Uncertainty is very much a part of the world in which we live. Indeed, one often hears
the well-known cliche that the only certainties in life are death and taxes. However,
even these supposed certainties are far from being completely certain, as any actuary or
accountant can attest; for although one's eventual death and the requirement that one pay
taxes may be facts of life, the timing of one's death and the amount of taxes one must
pay are far from certain and are generally beyond one's control.
Uncertainty can make life interesting. Indeed, the world would likely be a very dull
place if everything were perfectly predictable. However, uncertainty can also cause grief
and suffering. For example, the sudden and premature death of a family breadwinner
can cause great financial distress for surviving family members with limited means of
support. The age-old fascination of humans with predicting the future, as evidenced
by the ever-present popularity of astrology and fortune-telling, and the development of
institutions such as insurance to make the effects of an uncertain future less severe are
no doubt due in large part to a recognition of the malevolent role that uncertainty can
play in one's life.
This book presents the scientific approach to uncertainty, known as probability, which
has been developed over the past 350 years and is generally accepted in the scientific
community.
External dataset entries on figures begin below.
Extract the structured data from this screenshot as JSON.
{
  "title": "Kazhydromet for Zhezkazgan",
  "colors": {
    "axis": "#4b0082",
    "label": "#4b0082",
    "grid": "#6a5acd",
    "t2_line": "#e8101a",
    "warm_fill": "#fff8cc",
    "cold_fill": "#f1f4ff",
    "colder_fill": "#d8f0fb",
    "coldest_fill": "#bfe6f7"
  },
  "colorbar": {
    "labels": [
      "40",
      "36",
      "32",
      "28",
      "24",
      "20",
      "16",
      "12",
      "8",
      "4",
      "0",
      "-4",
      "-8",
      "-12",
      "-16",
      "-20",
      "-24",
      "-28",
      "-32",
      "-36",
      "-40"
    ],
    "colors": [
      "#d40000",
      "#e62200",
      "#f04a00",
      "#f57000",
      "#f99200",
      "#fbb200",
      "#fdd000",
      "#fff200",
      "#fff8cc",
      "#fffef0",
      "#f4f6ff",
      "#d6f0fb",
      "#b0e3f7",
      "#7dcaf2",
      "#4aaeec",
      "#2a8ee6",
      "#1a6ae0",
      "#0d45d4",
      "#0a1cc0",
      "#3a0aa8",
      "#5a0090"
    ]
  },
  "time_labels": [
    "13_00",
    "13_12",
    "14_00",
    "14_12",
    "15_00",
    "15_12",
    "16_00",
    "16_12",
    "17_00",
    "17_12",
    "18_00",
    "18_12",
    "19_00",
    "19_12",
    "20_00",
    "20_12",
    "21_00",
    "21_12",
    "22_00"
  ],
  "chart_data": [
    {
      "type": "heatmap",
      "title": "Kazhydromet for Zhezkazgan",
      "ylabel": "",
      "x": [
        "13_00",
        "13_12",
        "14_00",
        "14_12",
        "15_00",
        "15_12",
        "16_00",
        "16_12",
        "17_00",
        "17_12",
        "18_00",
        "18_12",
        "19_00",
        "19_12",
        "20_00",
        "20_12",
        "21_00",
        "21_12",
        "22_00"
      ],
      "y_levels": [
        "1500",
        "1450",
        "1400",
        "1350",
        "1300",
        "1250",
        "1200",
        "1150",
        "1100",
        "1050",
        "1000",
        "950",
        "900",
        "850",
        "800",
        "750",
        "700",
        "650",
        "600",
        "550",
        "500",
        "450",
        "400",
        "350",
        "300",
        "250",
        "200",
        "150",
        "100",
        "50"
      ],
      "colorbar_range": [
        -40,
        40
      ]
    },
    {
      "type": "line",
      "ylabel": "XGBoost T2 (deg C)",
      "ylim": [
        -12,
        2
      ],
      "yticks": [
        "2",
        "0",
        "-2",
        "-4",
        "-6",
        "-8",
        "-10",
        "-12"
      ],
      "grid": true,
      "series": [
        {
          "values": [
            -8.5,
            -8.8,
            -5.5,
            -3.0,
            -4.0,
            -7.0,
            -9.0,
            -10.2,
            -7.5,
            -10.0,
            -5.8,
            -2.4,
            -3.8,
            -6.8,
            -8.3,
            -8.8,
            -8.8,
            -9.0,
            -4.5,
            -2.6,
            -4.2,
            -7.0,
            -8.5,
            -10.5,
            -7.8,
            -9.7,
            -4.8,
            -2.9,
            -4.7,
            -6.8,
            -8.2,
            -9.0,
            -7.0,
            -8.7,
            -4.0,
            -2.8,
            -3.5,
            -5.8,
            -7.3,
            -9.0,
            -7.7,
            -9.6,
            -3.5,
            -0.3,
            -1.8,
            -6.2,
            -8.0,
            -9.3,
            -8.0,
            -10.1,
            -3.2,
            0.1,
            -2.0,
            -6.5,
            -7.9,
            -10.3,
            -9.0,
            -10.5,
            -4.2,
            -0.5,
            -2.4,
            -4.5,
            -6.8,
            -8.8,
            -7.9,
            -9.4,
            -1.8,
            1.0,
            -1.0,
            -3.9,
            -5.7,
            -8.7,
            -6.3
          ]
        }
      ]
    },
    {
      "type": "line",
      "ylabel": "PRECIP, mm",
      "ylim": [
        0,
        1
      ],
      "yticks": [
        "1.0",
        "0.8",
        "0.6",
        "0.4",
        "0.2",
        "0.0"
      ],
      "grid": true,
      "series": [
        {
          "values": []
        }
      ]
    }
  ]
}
There are undoubtedly many other approaches, such as mysticism and
astrology, which some people use to understand uncertainty. However, these approaches
lie beyond the realm of science and will not be considered in this book.
In this introductory chapter, we consider what the nature and scope of probability
is and how it arises in engineering and the sciences. We also consider how the notion
of a probability should be defined and how it can be interpreted. We then discuss how
probability models are constructed in practice. We end this introductory chapter with an
outline of the topics covered in the rest of the book.
What Is Probability?
Probability is the branch of science concerned with the study of mathematical techniques
for making quantitative inferences about uncertainty. The key words in this definition
are quantitative and inferences. Indeed, as we will soon see, probability provides a
mechanism for making quantitative statements about uncertainty and, more important,
allows one to draw quantitative conclusions from such statements using the rules of logic.